Jesus then tells them that the ‘hour’ for the Son of Man to be glorified had come. In John’s gospel the ‘hour’ refers to the death of Jesus. Jesus states that unless a grain of wheat falls into the earth and dies, it remains alone: but if it dies, it bears much fruit. Jesus uses this illustration to talk about his own impending death, knowing that it is only through his sacrificial death on the cross can all humanity enjoy the fruit of salvation. Jesus continues by challenging his disciples that anyone who loves their life will lose it while ‘Anyone who hates their life will keep it for eternal life’. ‘Whoever, serves me must follow me: and where I am my servant also will be’.
In other words, Jesus is saying that if our focus is only on loving the world then we will lose eternal life, but if we give our lives for the sake of Christ and the gospel then we will gain eternal life. Loving our own selves which is governed by our natural instinct is the same as loving darkness because our inclinations are only evil all the time. A life independent of God is a life lead in darkness.

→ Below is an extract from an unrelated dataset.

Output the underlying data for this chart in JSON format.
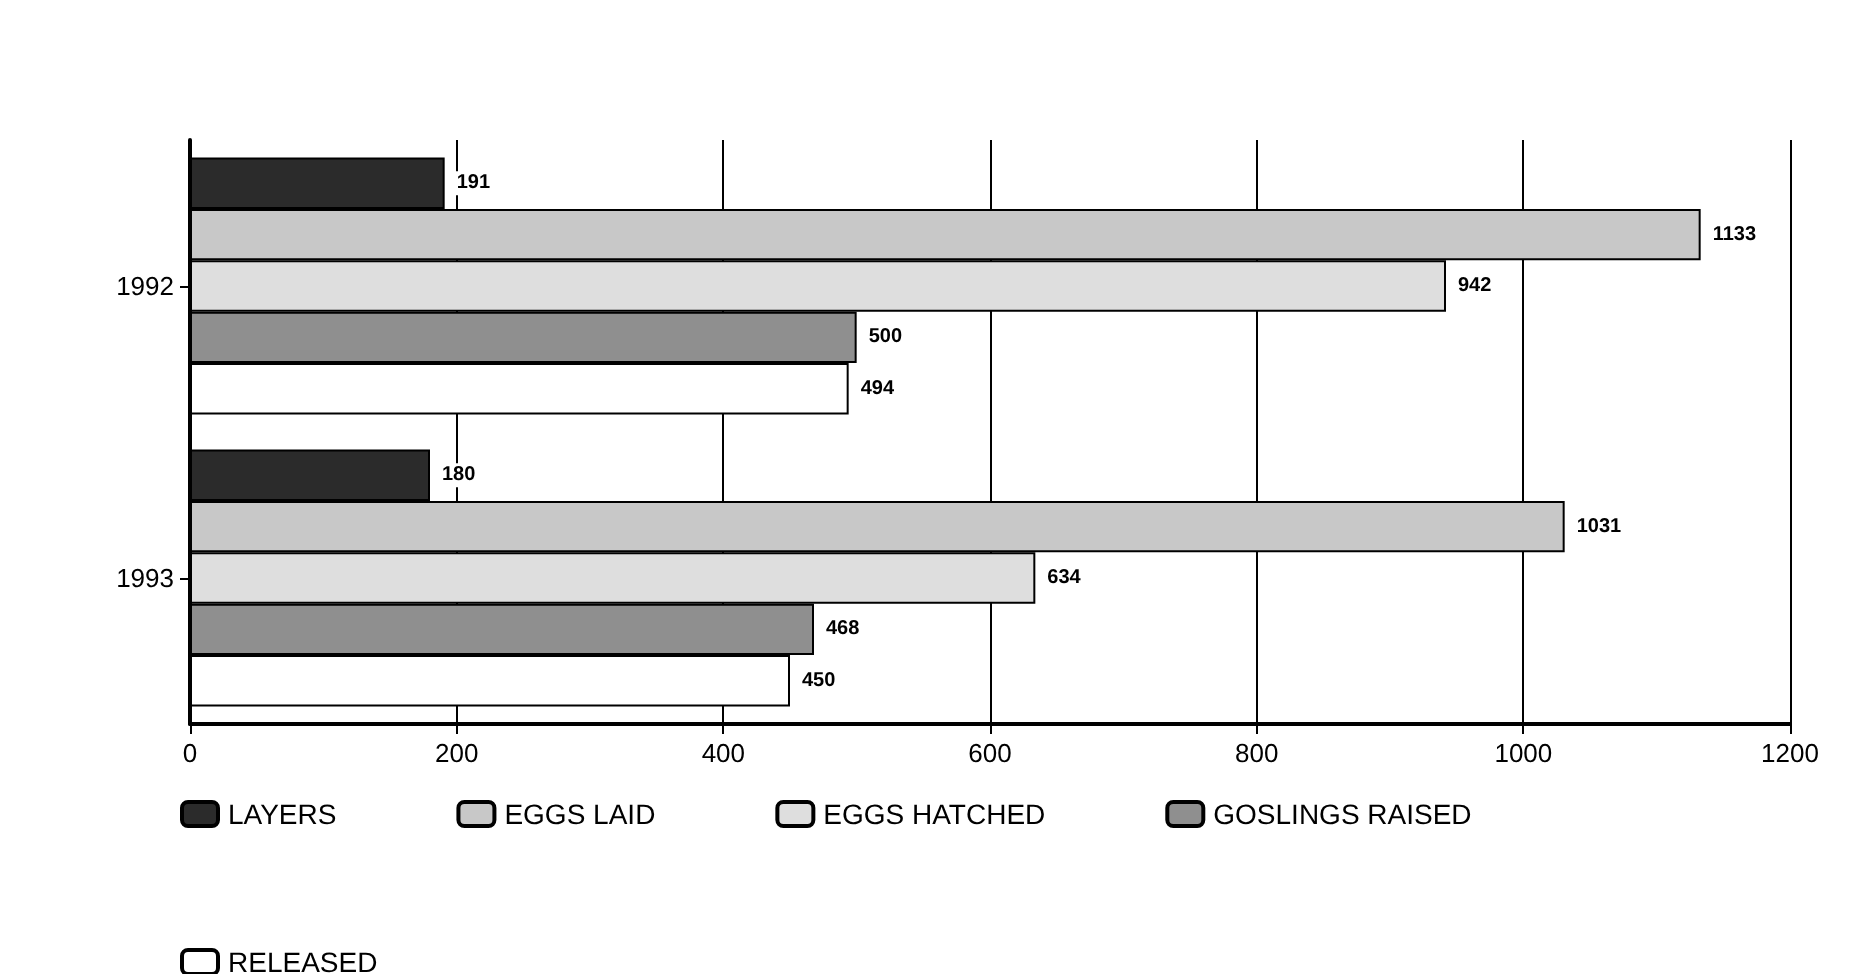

Following Christ is the way of the cross and therefore it is the path of suffering. Suffering leads to glory in the life of his followers. Following Jesus involves bearing one’s cross - that is willing to suffer and to die for the sake of the gospel.
We are also called to die to our sinful selves and live for God. Jesus then talks about the very purpose for which he came, which was to suffer and die and glorify the Father. A heavenly voice immediately said, “I have glorified it and I will glorify it again.” The voice reminds us of the transfiguration and baptism where the heavenly voice affirmed the Sonship of Jesus.

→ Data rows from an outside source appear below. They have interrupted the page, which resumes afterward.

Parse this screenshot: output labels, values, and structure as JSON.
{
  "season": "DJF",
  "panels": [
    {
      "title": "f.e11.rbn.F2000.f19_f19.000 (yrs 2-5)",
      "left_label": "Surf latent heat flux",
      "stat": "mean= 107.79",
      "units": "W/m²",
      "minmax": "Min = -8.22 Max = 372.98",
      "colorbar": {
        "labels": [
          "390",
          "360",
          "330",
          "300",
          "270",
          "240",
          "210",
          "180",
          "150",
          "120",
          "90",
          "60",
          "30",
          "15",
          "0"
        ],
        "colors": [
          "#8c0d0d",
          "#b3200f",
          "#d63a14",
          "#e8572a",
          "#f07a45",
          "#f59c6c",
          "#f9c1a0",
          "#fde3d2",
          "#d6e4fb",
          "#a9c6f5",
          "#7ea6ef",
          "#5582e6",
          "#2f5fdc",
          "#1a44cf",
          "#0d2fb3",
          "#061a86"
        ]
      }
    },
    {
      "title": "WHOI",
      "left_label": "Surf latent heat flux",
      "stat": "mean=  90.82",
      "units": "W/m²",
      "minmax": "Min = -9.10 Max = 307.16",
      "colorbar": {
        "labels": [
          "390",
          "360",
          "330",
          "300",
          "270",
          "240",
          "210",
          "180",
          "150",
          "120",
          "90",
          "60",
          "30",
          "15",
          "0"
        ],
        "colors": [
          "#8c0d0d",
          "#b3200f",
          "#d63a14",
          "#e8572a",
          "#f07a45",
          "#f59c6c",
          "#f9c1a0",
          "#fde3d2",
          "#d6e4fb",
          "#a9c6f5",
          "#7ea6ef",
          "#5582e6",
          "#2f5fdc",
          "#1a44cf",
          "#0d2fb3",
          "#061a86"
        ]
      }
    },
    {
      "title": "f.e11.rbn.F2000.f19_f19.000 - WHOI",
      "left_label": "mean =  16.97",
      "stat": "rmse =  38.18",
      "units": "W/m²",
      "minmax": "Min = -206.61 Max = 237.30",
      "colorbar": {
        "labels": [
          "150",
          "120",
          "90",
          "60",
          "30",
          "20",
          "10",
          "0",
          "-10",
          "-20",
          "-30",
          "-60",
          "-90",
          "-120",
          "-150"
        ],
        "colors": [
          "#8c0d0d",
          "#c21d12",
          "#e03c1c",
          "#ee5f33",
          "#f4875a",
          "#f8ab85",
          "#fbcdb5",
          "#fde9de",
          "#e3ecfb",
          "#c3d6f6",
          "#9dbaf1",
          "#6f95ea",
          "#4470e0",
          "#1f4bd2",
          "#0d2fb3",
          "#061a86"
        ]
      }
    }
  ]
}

Jesus then tells his disciples that the crucifixion will begin the judgement of this world and the ruler of this world, Satan, would be thrown out. Satan is the head of the supernatural and ungodly powers that are working all the evil in this world. He is the personification of darkness and tries to overcome the light and wishes to keep the world in the realm of darkness.

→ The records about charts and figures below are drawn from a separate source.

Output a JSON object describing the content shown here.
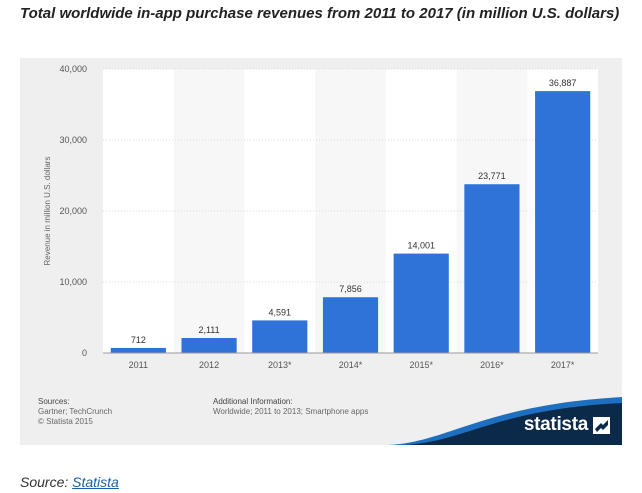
{
  "title": "Total worldwide in-app purchase revenues from 2011 to 2017 (in million U.S. dollars)",
  "chart_data": {
    "type": "bar",
    "categories": [
      "2011",
      "2012",
      "2013*",
      "2014*",
      "2015*",
      "2016*",
      "2017*"
    ],
    "values": [
      712,
      2111,
      4591,
      7856,
      14001,
      23771,
      36887
    ],
    "value_labels": [
      "712",
      "2,111",
      "4,591",
      "7,856",
      "14,001",
      "23,771",
      "36,887"
    ],
    "ylabel": "Revenue in million U.S. dollars",
    "xlabel": "",
    "ylim": [
      0,
      40000
    ],
    "yticks": [
      0,
      10000,
      20000,
      30000,
      40000
    ],
    "ytick_labels": [
      "0",
      "10,000",
      "20,000",
      "30,000",
      "40,000"
    ],
    "grid": true,
    "bar_color": "#2f73d9"
  },
  "footer": {
    "sources_label": "Sources:",
    "sources_lines": [
      "Gartner; TechCrunch",
      "© Statista 2015"
    ],
    "additional_label": "Additional Information:",
    "additional_lines": [
      "Worldwide; 2011 to 2013; Smartphone apps"
    ]
  },
  "brand": {
    "name": "statista",
    "color": "#0b2a4a",
    "accent": "#1f6fc0"
  },
  "source_line": {
    "prefix": "Source: ",
    "link_text": "Statista"
  }
}
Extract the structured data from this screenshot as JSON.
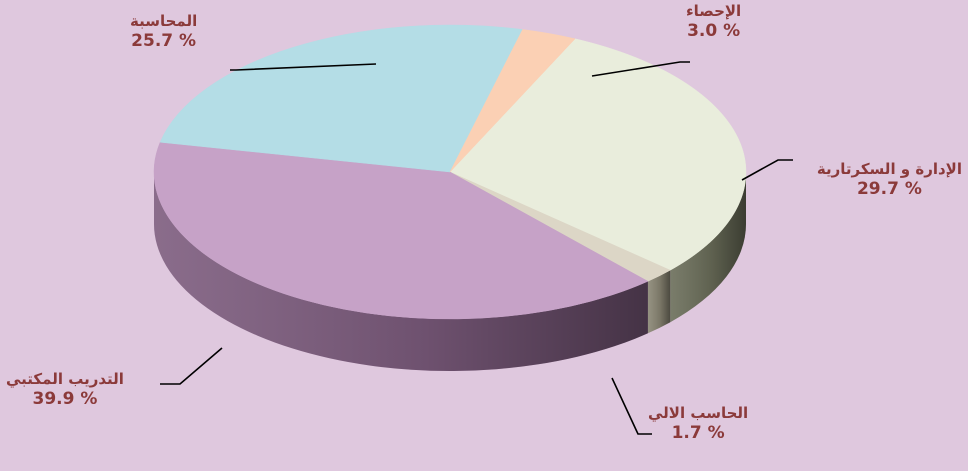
{
  "chart_data": {
    "type": "pie",
    "style": "3d-tilted",
    "slices": [
      {
        "label": "الإدارة و السكرتارية",
        "value": 29.7,
        "percent_text": "29.7 %",
        "color": "#e9eddc",
        "side_color": "#6b6e5a"
      },
      {
        "label": "الحاسب الالي",
        "value": 1.7,
        "percent_text": "1.7 %",
        "color": "#dcd6c6",
        "side_color": "#8a8674"
      },
      {
        "label": "التدريب المكتبي",
        "value": 39.9,
        "percent_text": "39.9 %",
        "color": "#c6a2c7",
        "side_color": "#7d5c7e"
      },
      {
        "label": "المحاسبة",
        "value": 25.7,
        "percent_text": "25.7 %",
        "color": "#b4dde6",
        "side_color": "#6a8f98"
      },
      {
        "label": "الإحصاء",
        "value": 3.0,
        "percent_text": "3.0 %",
        "color": "#fbd0b4",
        "side_color": "#a88870"
      }
    ],
    "label_color": "#8b3a3a",
    "background": "#dfc8de"
  }
}
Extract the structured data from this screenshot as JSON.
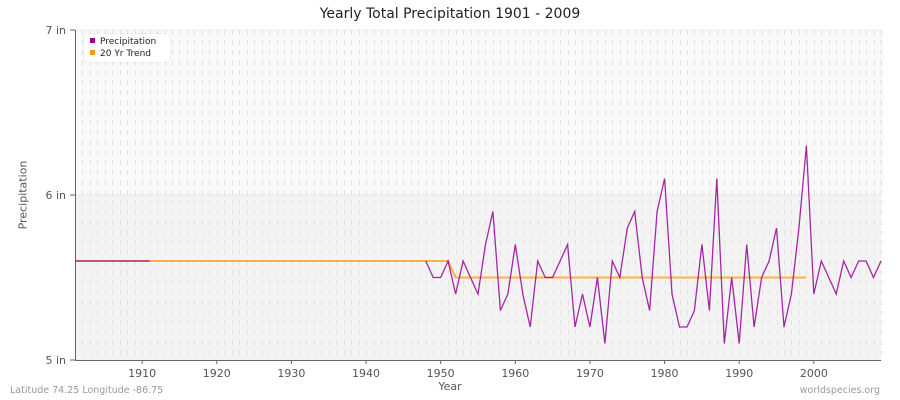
{
  "title": "Yearly Total Precipitation 1901 - 2009",
  "footer": {
    "location": "Latitude 74.25 Longitude -86.75",
    "source": "worldspecies.org"
  },
  "legend": [
    {
      "label": "Precipitation",
      "color": "#990099"
    },
    {
      "label": "20 Yr Trend",
      "color": "#ff9900"
    }
  ],
  "chart_data": {
    "type": "line",
    "title": "Yearly Total Precipitation 1901 - 2009",
    "xlabel": "Year",
    "ylabel": "Precipitation",
    "xlim": [
      1901,
      2009
    ],
    "ylim": [
      5,
      7
    ],
    "x_ticks": [
      1910,
      1920,
      1930,
      1940,
      1950,
      1960,
      1970,
      1980,
      1990,
      2000
    ],
    "y_ticks": [
      {
        "value": 5,
        "label": "5 in"
      },
      {
        "value": 6,
        "label": "6 in"
      },
      {
        "value": 7,
        "label": "7 in"
      }
    ],
    "grid": true,
    "legend_position": "top-left",
    "series": [
      {
        "name": "Precipitation",
        "color": "#990099",
        "segments": [
          {
            "x": [
              1901,
              1902,
              1903,
              1904,
              1905,
              1906,
              1907,
              1908,
              1909,
              1910,
              1911
            ],
            "y": [
              5.6,
              5.6,
              5.6,
              5.6,
              5.6,
              5.6,
              5.6,
              5.6,
              5.6,
              5.6,
              5.6
            ]
          },
          {
            "x": [
              1948,
              1949,
              1950,
              1951,
              1952,
              1953,
              1954,
              1955,
              1956,
              1957,
              1958,
              1959,
              1960,
              1961,
              1962,
              1963,
              1964,
              1965,
              1966,
              1967,
              1968,
              1969,
              1970,
              1971,
              1972,
              1973,
              1974,
              1975,
              1976,
              1977,
              1978,
              1979,
              1980,
              1981,
              1982,
              1983,
              1984,
              1985,
              1986,
              1987,
              1988,
              1989,
              1990,
              1991,
              1992,
              1993,
              1994,
              1995,
              1996,
              1997,
              1998,
              1999,
              2000,
              2001,
              2002,
              2003,
              2004,
              2005,
              2006,
              2007,
              2008,
              2009
            ],
            "y": [
              5.6,
              5.5,
              5.5,
              5.6,
              5.4,
              5.6,
              5.5,
              5.4,
              5.7,
              5.9,
              5.3,
              5.4,
              5.7,
              5.4,
              5.2,
              5.6,
              5.5,
              5.5,
              5.6,
              5.7,
              5.2,
              5.4,
              5.2,
              5.5,
              5.1,
              5.6,
              5.5,
              5.8,
              5.9,
              5.5,
              5.3,
              5.9,
              6.1,
              5.4,
              5.2,
              5.2,
              5.3,
              5.7,
              5.3,
              6.1,
              5.1,
              5.5,
              5.1,
              5.7,
              5.2,
              5.5,
              5.6,
              5.8,
              5.2,
              5.4,
              5.8,
              6.3,
              5.4,
              5.6,
              5.5,
              5.4,
              5.6,
              5.5,
              5.6,
              5.6,
              5.5,
              5.6
            ]
          }
        ]
      },
      {
        "name": "20 Yr Trend",
        "color": "#ff9900",
        "segments": [
          {
            "x": [
              1901,
              1951,
              1952,
              1999
            ],
            "y": [
              5.6,
              5.6,
              5.5,
              5.5
            ]
          }
        ]
      }
    ]
  }
}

He is described as the ‘Devil’, ‘liar’ and the ‘father of lies’, and a ‘murderer’ from the beginning who wants to rule over people. He does not allow them to believe in Jesus or worship the one true God. But now his time has come to an end with the death of Jesus. Human beings have been liberated from the power of the evil one through the death and resurrection of Jesus.
Jesus then says that when he is lifted up from the earth, he will draw all people to himself. He was aware of the type of death he was to undergo. Jesus then challenges his followers to walk in the light so that darkness would not overtake them. While they have the light, Jesus, they are allowed to believe in him so that they may became sons and daughters of the light.
The cross continues to attract each one of us as a magnet. Though on one side it may be seen as a symbol of defeat on the other side it is the symbol of victory. The prince of the world Satan or the devil has been defeated on the cross and Christ proclaims freedom to each one of us. We have to appropriate this freedom by believing in Jesus Christ. Jesus is also the light of the world and if we believe in him, we become the children of light and therefore are called to walk in the light.
We can only walk in the light by the power of the Holy Spirit that he gives us. May God truly help us come close to him and walk in the light.